Bacaklarını kendine çekip gözlerinin dolmasına izin verirken büyük olan da onun bu halini farketmişti. Az bir yol kalmış olsa da aracı ara bir sokağa park ederken araba durduğu için ona bakan bedeni kucağına çekti.

Şehir yaşantısıyla ilk defa karşılaşan genç daha fazla tutamadığı göz yaşlarıyla Minho'ya sıkıca sarıldı. Diğerinin de içinde küçük bir burukluk oluşurken yavaşça boynunda ağlayan bedenin başını okşayarak fısıldadı.

"Sakinleş, ben seni koruyacağım. Bundan sonra sana kimsenin zarar vermesine izin vermeyeceğim. Tamam mı?"

"Minho... Çok korkuyorum. Yine saçlarımı okşuyorsun, bana kötü bir şey yapmayacaksın değil mi?"

Jisung hafif kızarmış gözleriyle doğrularak sorduğunda diğeri hemen reddetti.

"Hayır, hayır. Gerçekten sana zarar vermeyeceğim. Bana güvenmen için ne yapabilirim söyle?"

Küçük olan dinen göz yaşlarıyla tekrar Minho'ya sarılmış ve cevap vermişti.

"Bilmiyorum. Lütfen beni bir an önce buradan uzaklaştır.
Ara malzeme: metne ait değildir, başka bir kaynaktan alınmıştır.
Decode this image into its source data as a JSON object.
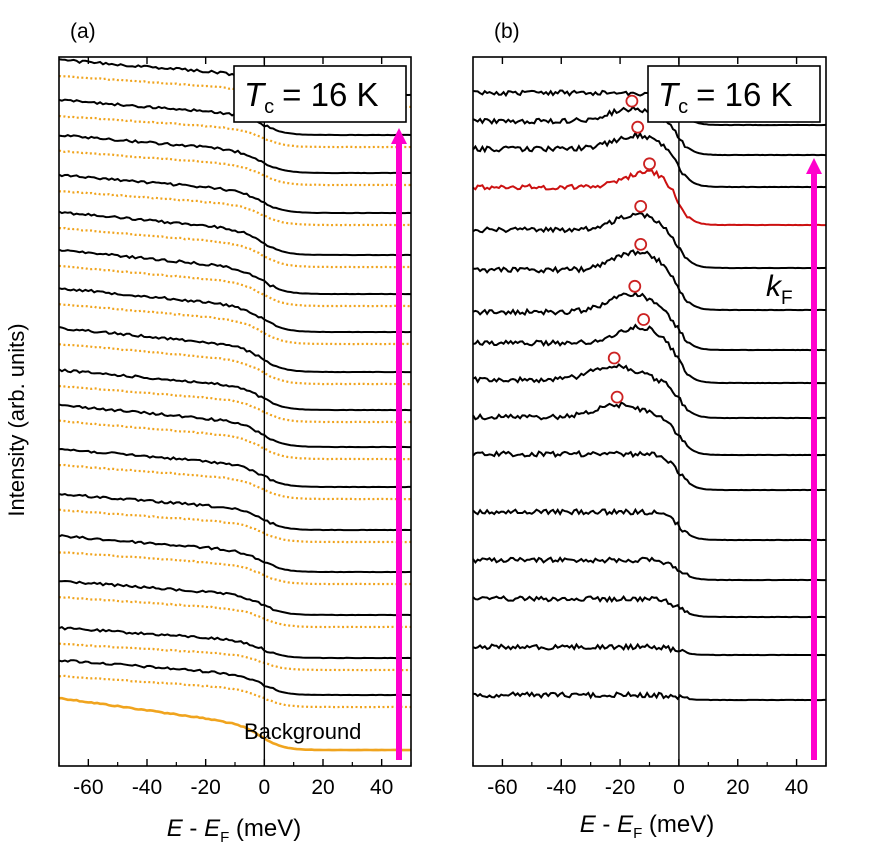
{
  "chart_data": [
    {
      "type": "line",
      "panel_label": "(a)",
      "title": "T_c = 16 K",
      "title_var": "T",
      "title_sub": "c",
      "title_rest": "= 16 K",
      "ylabel": "Intensity (arb. units)",
      "xlabel_var": "E",
      "xlabel_mid": " - ",
      "xlabel_var2": "E",
      "xlabel_sub": "F",
      "xlabel_unit": " (meV)",
      "xlim": [
        -70,
        50
      ],
      "xticks": [
        -60,
        -40,
        -20,
        0,
        20,
        40
      ],
      "tick_labels": [
        "-60",
        "-40",
        "-20",
        "0",
        "20",
        "40"
      ],
      "fermi_line_x": 0,
      "series_count": 16,
      "series_offsets": [
        695,
        658,
        615,
        572,
        530,
        487,
        447,
        410,
        372,
        332,
        294,
        255,
        213,
        173,
        135,
        95
      ],
      "step_heights": [
        35,
        30,
        34,
        36,
        36,
        38,
        42,
        40,
        44,
        44,
        44,
        43,
        38,
        38,
        35,
        35
      ],
      "background_label": "Background",
      "arrow_color": "#ff00cc",
      "series_color": "#000000",
      "reference_color": "#f0a41e"
    },
    {
      "type": "line",
      "panel_label": "(b)",
      "title": "T_c = 16 K",
      "title_var": "T",
      "title_sub": "c",
      "title_rest": "= 16 K",
      "xlabel_var": "E",
      "xlabel_mid": " - ",
      "xlabel_var2": "E",
      "xlabel_sub": "F",
      "xlabel_unit": " (meV)",
      "xlim": [
        -70,
        50
      ],
      "xticks": [
        -60,
        -40,
        -20,
        0,
        20,
        40
      ],
      "tick_labels": [
        "-60",
        "-40",
        "-20",
        "0",
        "20",
        "40"
      ],
      "fermi_line_x": 0,
      "series_count": 16,
      "series_offsets": [
        700,
        655,
        617,
        580,
        540,
        490,
        455,
        418,
        383,
        350,
        310,
        268,
        225,
        187,
        155,
        125
      ],
      "step_heights": [
        5,
        8,
        18,
        20,
        28,
        36,
        38,
        38,
        40,
        38,
        40,
        38,
        38,
        38,
        34,
        32
      ],
      "peak_heights": [
        0,
        0,
        0,
        0,
        0,
        0,
        12,
        14,
        16,
        18,
        18,
        16,
        16,
        14,
        12,
        0
      ],
      "peak_positions": [
        0,
        0,
        0,
        0,
        0,
        0,
        -20,
        -22,
        -13,
        -16,
        -14,
        -14,
        -10,
        -14,
        -16,
        0
      ],
      "peak_markers": [
        {
          "x": -21,
          "y_offset": 8
        },
        {
          "x": -22,
          "y_offset": 8
        },
        {
          "x": -12,
          "y_offset": 8
        },
        {
          "x": -15,
          "y_offset": 8
        },
        {
          "x": -13,
          "y_offset": 8
        },
        {
          "x": -13,
          "y_offset": 8
        },
        {
          "x": -10,
          "y_offset": 8
        },
        {
          "x": -14,
          "y_offset": 8
        },
        {
          "x": -16,
          "y_offset": 8
        }
      ],
      "kf_index": 12,
      "kf_label_var": "k",
      "kf_label_sub": "F",
      "arrow_color": "#ff00cc",
      "series_color": "#000000",
      "kf_color": "#cc1111",
      "marker_color": "#cc2222"
    }
  ]
}
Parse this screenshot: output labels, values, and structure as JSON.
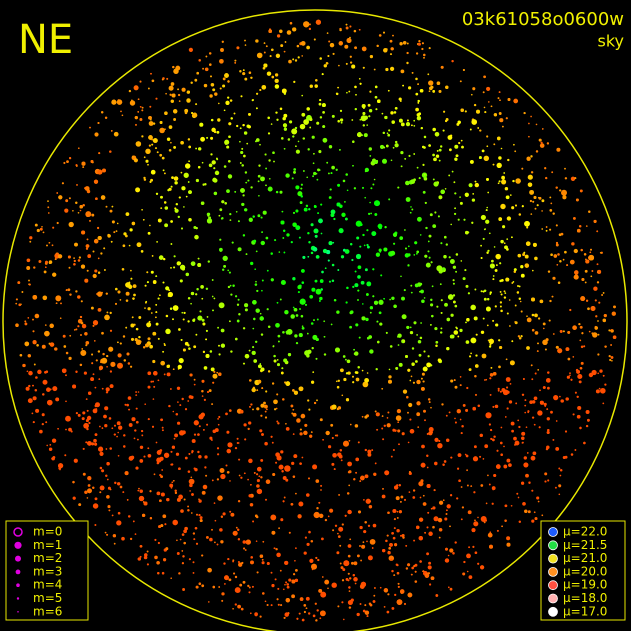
{
  "header": {
    "direction": "NE",
    "frame_id": "03k61058o0600w",
    "mode": "sky"
  },
  "magnitude_legend": {
    "items": [
      "m=0",
      "m=1",
      "m=2",
      "m=3",
      "m=4",
      "m=5",
      "m=6"
    ]
  },
  "brightness_legend": {
    "items": [
      {
        "label": "μ=22.0",
        "color": "#1e5cff"
      },
      {
        "label": "μ=21.5",
        "color": "#22dd44"
      },
      {
        "label": "μ=21.0",
        "color": "#f0e020"
      },
      {
        "label": "μ=20.0",
        "color": "#ff9020"
      },
      {
        "label": "μ=19.0",
        "color": "#ff5040"
      },
      {
        "label": "μ=18.0",
        "color": "#ffb0b0"
      },
      {
        "label": "μ=17.0",
        "color": "#ffffff"
      }
    ]
  }
}
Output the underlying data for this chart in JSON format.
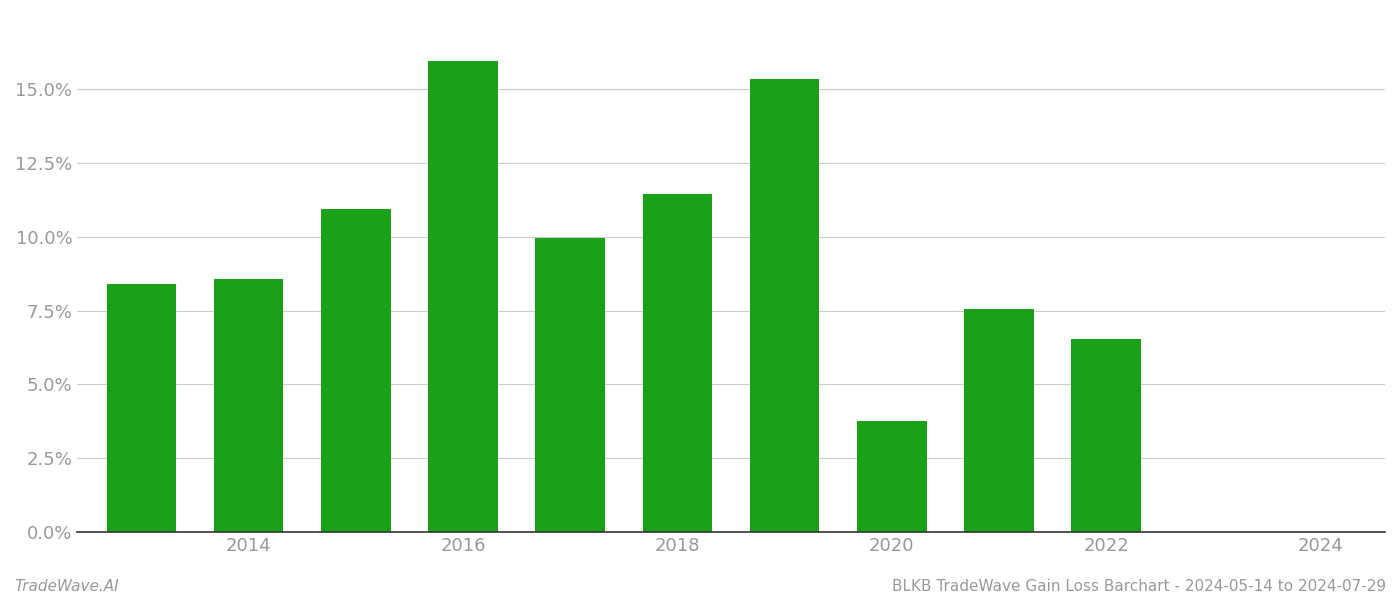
{
  "years": [
    2013,
    2014,
    2015,
    2016,
    2017,
    2018,
    2019,
    2020,
    2021,
    2022,
    2023
  ],
  "values": [
    0.0841,
    0.0855,
    0.1095,
    0.1595,
    0.0995,
    0.1145,
    0.1535,
    0.0375,
    0.0755,
    0.0655,
    0.0
  ],
  "bar_color": "#1aa019",
  "background_color": "#ffffff",
  "footer_left": "TradeWave.AI",
  "footer_right": "BLKB TradeWave Gain Loss Barchart - 2024-05-14 to 2024-07-29",
  "ylim": [
    0,
    0.175
  ],
  "yticks": [
    0.0,
    0.025,
    0.05,
    0.075,
    0.1,
    0.125,
    0.15
  ],
  "xticks": [
    2014,
    2016,
    2018,
    2020,
    2022,
    2024
  ],
  "xlim": [
    2012.4,
    2024.6
  ],
  "grid_color": "#cccccc",
  "tick_label_color": "#999999",
  "footer_color": "#999999",
  "axis_line_color": "#333333",
  "bar_width": 0.65,
  "tick_fontsize": 13,
  "footer_fontsize": 11
}
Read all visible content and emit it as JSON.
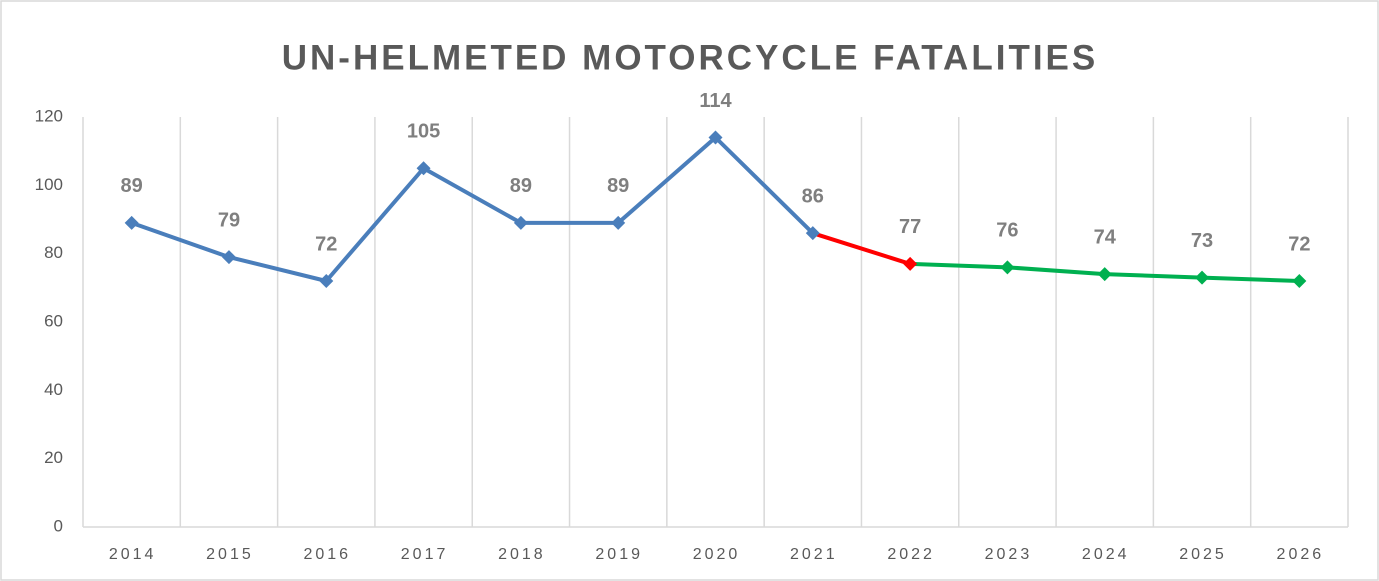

Daha fazla insan görmek istemiyorum, çok kalabalık."

Büyük olan onu onayladıktan sonra cebinden telefonunu çıkarttı ve kayıtlı bir numaraya mesaj attı. Jisung ise onun yaptığını bulunduğu konumdan ıslak gözleriyle dikkatlice izliyordu. Korece harflerde eksikleri olsa da mesajı okuyabilmişti.

Chan hyung

Jisung alışkın olmadığından fazla korktu bu yüzden evime götürüyorum

Bugünlük dinlensin devamını sonra hallederiz

Minho bir cevap beklemeden telefonu kapatıp aracın içine bıraktığında diğerine döndü. Onu tekrar kucaklamaya yeltendiği sırada ise Jisung daha da sıkı sarılmıştı.

"Sadece yan koltukta oturacaksın. Ben burada olacağım."

Duyduğu cümlelere karşılık pozisyonunu koruyan beden küçük bir çocuk misali mızmızlandı.

"İstemiyorum."

Büyük olan onu daha fazla zorlamamak adına reddetmedi ve arabayı çalıştırarak Jisung'un kucağında yolculuk etmesine izin verdi. Karakolun yolundan ayrılıp kendi evine sürdüğünde aracın içinde sessizlik hakimdi. Minho kucağındaki gencin yüzünü aynanın yansımasından görmeyi denese de başarılı olamadığından endişeliydi fakat elinden gelen başka bir şey yoktu.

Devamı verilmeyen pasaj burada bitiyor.